David Abramson is an Australian computer scientist. He has been Director of the Research Computing Centre at the University of Queensland, Australia, since 2012. He has been involved in computer architecture and high performance computing research since 1979.

Abramson was elevated to Fellow of the Institute of Electrical and Electronics Engineers (IEEE) in 2016 for "contributions to software tools for high performance, parallel, and distributed computing".

In 2010 whilst Professor of Computer Science at Monash University, he was elected a Fellow of the Australian Academy of Technological Sciences and Engineering (FTSE). He is also a Fellow of the Association for Computing Machinery (FACM), and a Fellow of the Australian Computer Society (FACS).

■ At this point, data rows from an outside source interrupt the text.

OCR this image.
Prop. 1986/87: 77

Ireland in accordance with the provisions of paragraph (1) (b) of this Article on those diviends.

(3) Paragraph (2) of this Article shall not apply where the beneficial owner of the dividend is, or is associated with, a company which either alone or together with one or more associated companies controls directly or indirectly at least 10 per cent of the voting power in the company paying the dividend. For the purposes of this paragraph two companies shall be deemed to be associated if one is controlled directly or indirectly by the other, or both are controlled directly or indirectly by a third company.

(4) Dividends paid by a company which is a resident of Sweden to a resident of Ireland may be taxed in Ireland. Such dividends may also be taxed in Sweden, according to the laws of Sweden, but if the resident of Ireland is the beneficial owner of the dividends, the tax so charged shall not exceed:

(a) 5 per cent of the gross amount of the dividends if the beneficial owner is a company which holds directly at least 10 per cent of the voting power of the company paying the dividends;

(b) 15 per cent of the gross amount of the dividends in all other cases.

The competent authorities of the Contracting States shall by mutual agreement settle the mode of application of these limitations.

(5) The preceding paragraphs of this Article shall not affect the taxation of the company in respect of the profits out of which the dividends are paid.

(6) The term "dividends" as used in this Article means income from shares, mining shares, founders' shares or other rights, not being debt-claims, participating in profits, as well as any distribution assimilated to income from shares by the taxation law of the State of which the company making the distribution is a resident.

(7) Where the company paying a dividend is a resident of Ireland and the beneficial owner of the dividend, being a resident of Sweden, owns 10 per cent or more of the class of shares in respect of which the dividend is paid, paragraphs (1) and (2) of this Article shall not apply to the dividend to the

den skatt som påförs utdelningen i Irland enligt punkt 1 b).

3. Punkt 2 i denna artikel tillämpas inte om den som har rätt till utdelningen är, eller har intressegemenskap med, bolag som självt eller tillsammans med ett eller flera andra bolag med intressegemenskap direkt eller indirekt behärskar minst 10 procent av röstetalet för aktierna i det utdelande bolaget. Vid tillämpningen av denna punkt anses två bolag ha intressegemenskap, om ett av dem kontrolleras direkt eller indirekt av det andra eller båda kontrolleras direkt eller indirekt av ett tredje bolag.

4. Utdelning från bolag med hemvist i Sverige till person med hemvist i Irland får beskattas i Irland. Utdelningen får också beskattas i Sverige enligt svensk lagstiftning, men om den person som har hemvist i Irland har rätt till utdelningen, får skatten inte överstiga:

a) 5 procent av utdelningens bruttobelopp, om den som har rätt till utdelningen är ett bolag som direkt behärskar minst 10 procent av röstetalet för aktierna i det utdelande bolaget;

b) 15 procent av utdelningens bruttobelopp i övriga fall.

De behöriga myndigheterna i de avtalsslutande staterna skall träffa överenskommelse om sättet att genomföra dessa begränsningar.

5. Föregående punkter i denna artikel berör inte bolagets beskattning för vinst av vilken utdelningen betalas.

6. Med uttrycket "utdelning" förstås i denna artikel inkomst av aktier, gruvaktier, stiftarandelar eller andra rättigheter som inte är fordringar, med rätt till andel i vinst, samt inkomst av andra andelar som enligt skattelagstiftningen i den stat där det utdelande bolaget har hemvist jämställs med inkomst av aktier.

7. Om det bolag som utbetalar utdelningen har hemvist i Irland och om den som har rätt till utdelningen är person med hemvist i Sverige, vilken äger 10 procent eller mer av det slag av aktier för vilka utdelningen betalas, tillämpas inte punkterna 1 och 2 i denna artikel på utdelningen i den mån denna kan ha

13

Prior to taking a position at Monash in 1997, he held positions at Griffith University, CSIRO and RMIT.

Abramson has a Bachelor of Science (Honours), a Doctor of Philosophy, and a Doctor of Science, all from Monash University.

In 2019 the Pearcey Foundation elevated him to the Pearcey Hall of Fame and awarded him the 2019 Pearcey Medal.

In 2021, he was awarded the ACM/IEEE Ken Kennedy Award for "innovation in parallel and distributed computing tools with broad applications, as well as leadership contributions to professional service, creating international technical communities, and mentoring."